Das Ende der Sommerzeit besiegelte endgültig das Schicksal unserer neurotischen Nation. Früher als sonst verlischt das Tageslicht, Dämmerung verdunkelt deutsche Gemüter, die in Ermangelung hepatischer Gemeinschaftserlebnisse ihren Feierabend vor heimischen HDTV-Geräten verhocken. Klaustrophobische Kontrollverluste oder Kontrollzwänge heizen die familiäre Stimmung auf, entladen sich entweder sofort an einstens stummen Esstischen oder verzögert in Supermarktschlangen während gern vermiedener, meist aber dringend notwendiger Einkäufe. Die Onlinekäufer, die Amazonen des Digitalen Zeitalters, die digital natives und E-Commerce-Neurotiker wollen ô Wunder RAUS – jetzt wo alles daheim bleiben soll.

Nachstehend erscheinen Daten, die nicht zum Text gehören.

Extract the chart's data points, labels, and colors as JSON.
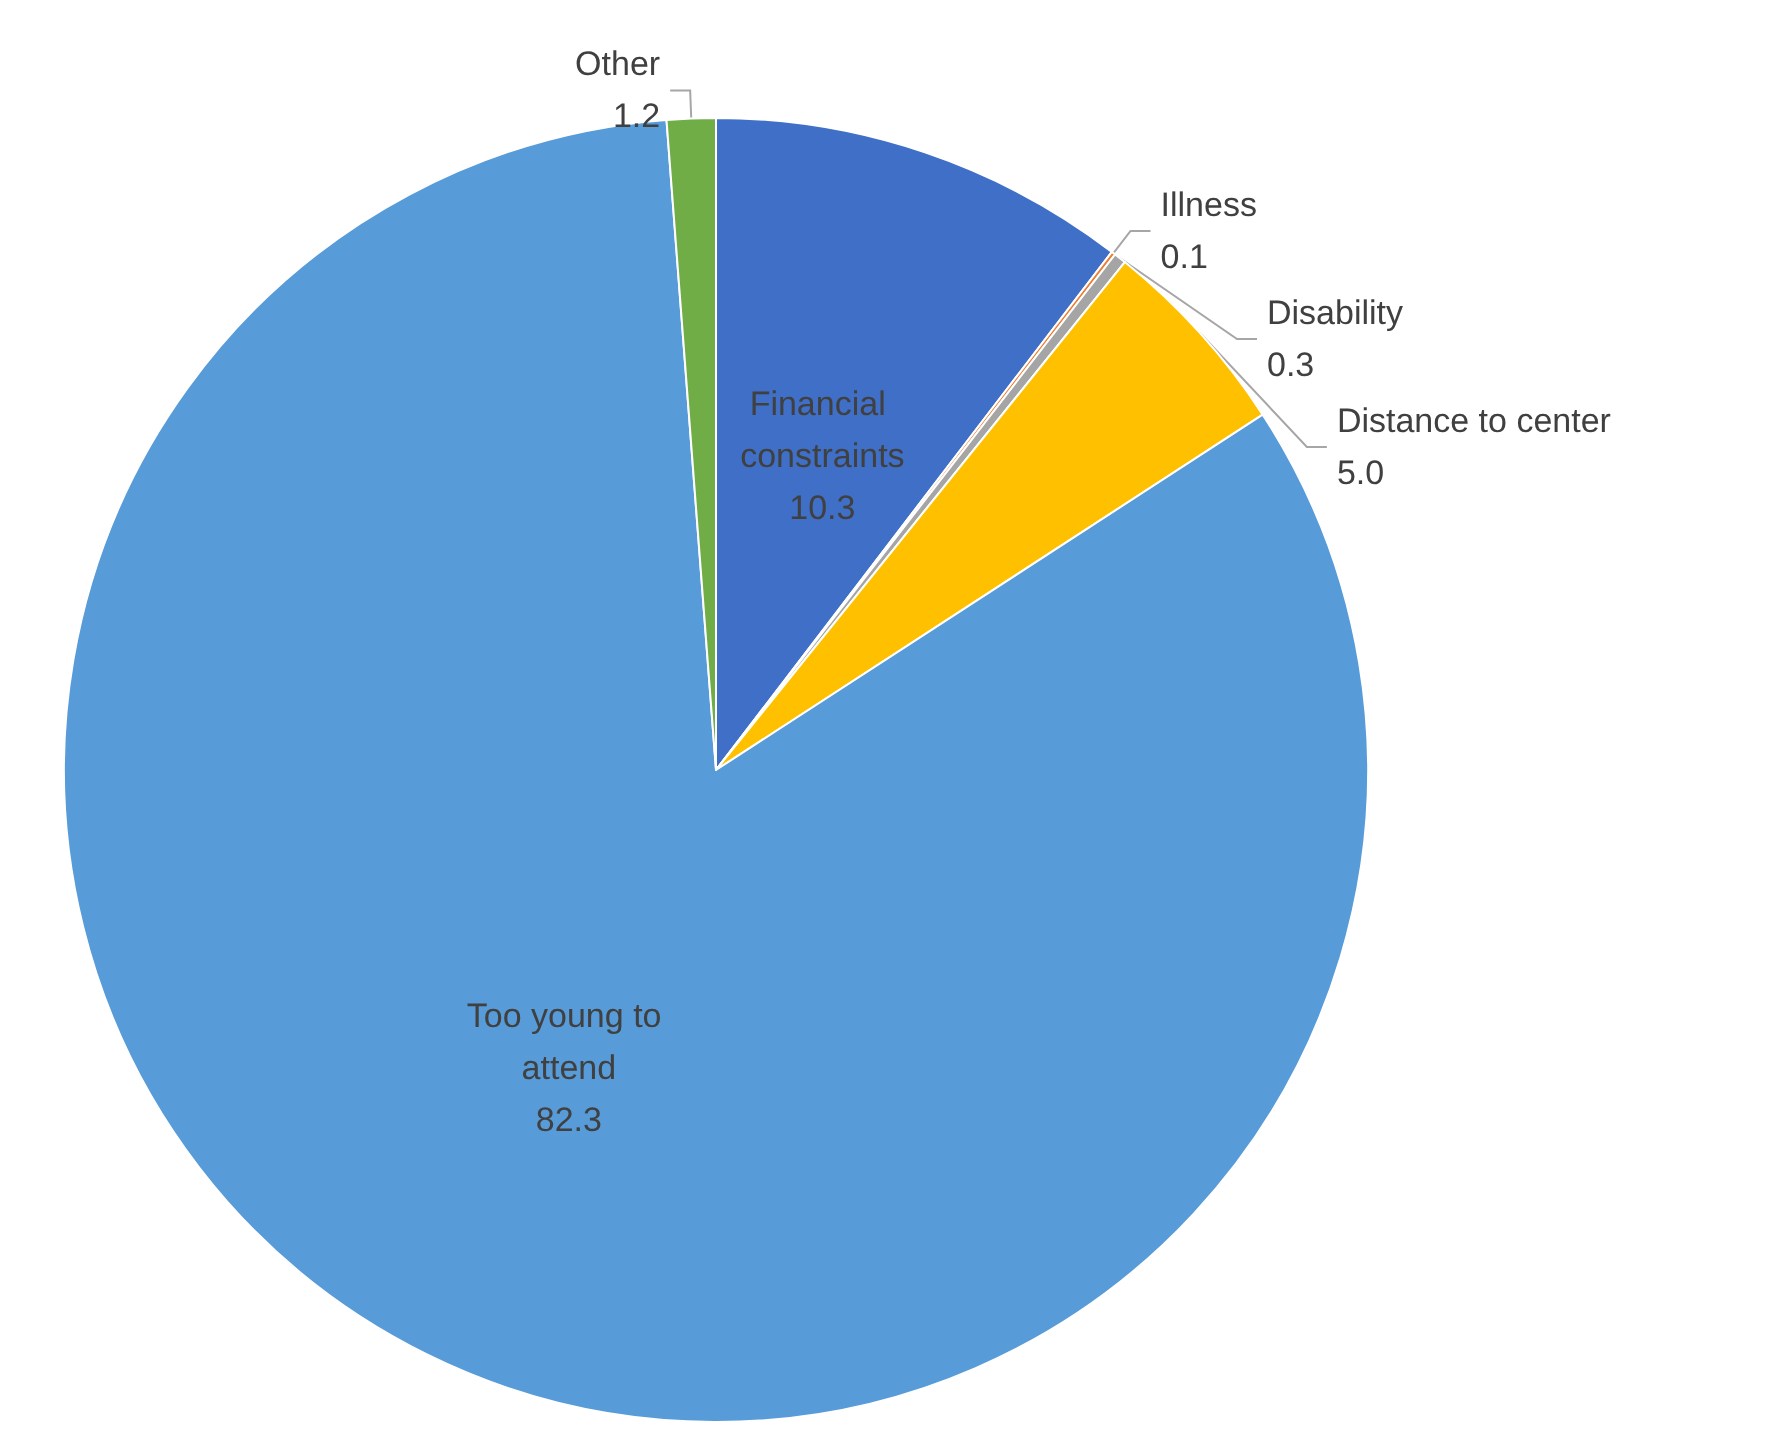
{
  "chart_data": {
    "type": "pie",
    "categories": [
      "Financial constraints",
      "Illness",
      "Disability",
      "Distance to center",
      "Too young to attend",
      "Other"
    ],
    "values": [
      10.3,
      0.1,
      0.3,
      5.0,
      82.3,
      1.2
    ],
    "value_labels": [
      "10.3",
      "0.1",
      "0.3",
      "5.0",
      "82.3",
      "1.2"
    ],
    "colors": [
      "#3f6fc6",
      "#ed7d31",
      "#a5a5a5",
      "#ffc000",
      "#579bd8",
      "#70ad47"
    ],
    "legend": false
  }
}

Es droht ein Deutscher Herbst, wenn Radikale und Konformisten an leer gekauften Klopapier-Paletten einander Verachtung und Angst aus zu stummen Schreien geformten Masken entgegenstiemen. Die Hysterie behandschuhter Reinheitsfanatiker, die an den Supermarktkassen zur kontaktlosen Kartenzahlung ihre Plastikbeutel hervornesteln, sich über die Hand stülpen, um geschützt mit dem Finger ihre Pin-Codes eingeben zu können, ist bei aller gebotener Distanz mit den Händen zu greifen. Die Kohorten Klopapier hortender Proleten-Prepper, die sich ihren Weg mit dem vollgestopften Einkaufswagen durchs Gedränge rüpeln, bieten wahnhafte Einblicke in die Natur einer um sich greifenden Massenneurose. Und welche Rückschlüsse lassen sich während eines gewöhnlichen Spazierganges auf das Verhalten eines Passanten ziehen, der – in Ermangelung eines vonseiten der Coronaschutzverordnung (CoronaSchVO) dekretierten Abstands von anderthalb Metern – sich aufs äußerste an den äußersten Rand des Weges drückte und sich im Moment des Passierens en passant abdrehte, um all seine fazialen Öffnungen vor einer drohenden Ansteckung zu schützen.
Ich: „Das geht jetzt aber wirklich zu weit! Was soll der Unsinn?“
Der Mann: Wendet sich in gebührendem Abstand um, reckt den Mittelfinger in die Luft.
Leider gibt es innerhalb der CoronaSchVO keinen Paragraphen, der es erlaubte, solch hysterischen Neurotikern einfach mal das eigene Unverständnis in die Visage zu rotzen. Was ohne Zweifel die Gräben zwischen Nominalisten, die alles für eine Übertreibung, und Realisten, die sich in jeder Minute an der Schwelle zur Aufnahme in die Intensivstation wähnen, weiter vertiefen, die Debatte weiter verschärfen würde. Wie soll man aber in solchen Situationen reagieren, was tun, wenn das Verhalten der Mehrzahl, wenn Mehrheitsentscheidungen dem sogenannten, oft belächelten „gesunden Menschenverstand“ zuwiderlaufen? Wenn es eine mehrheitliche Unterstützung, eine Rückendeckung für Gesetze und Anordnungen gibt, denen ein einzelner Mensch, unbeeinflusst von äußeren Zwängen, kaum Folge leisten würde? Wenn epidemisch um sich greifende Verhaltensauffälligkeiten bis hin zu Soziopathien das Leben einer aufgeklärten, klar denkenden, sachlich argumentierenden und ruhig agierenden Minderheit ebenfalls mehr und mehr in Mitleidenschaft ziehen?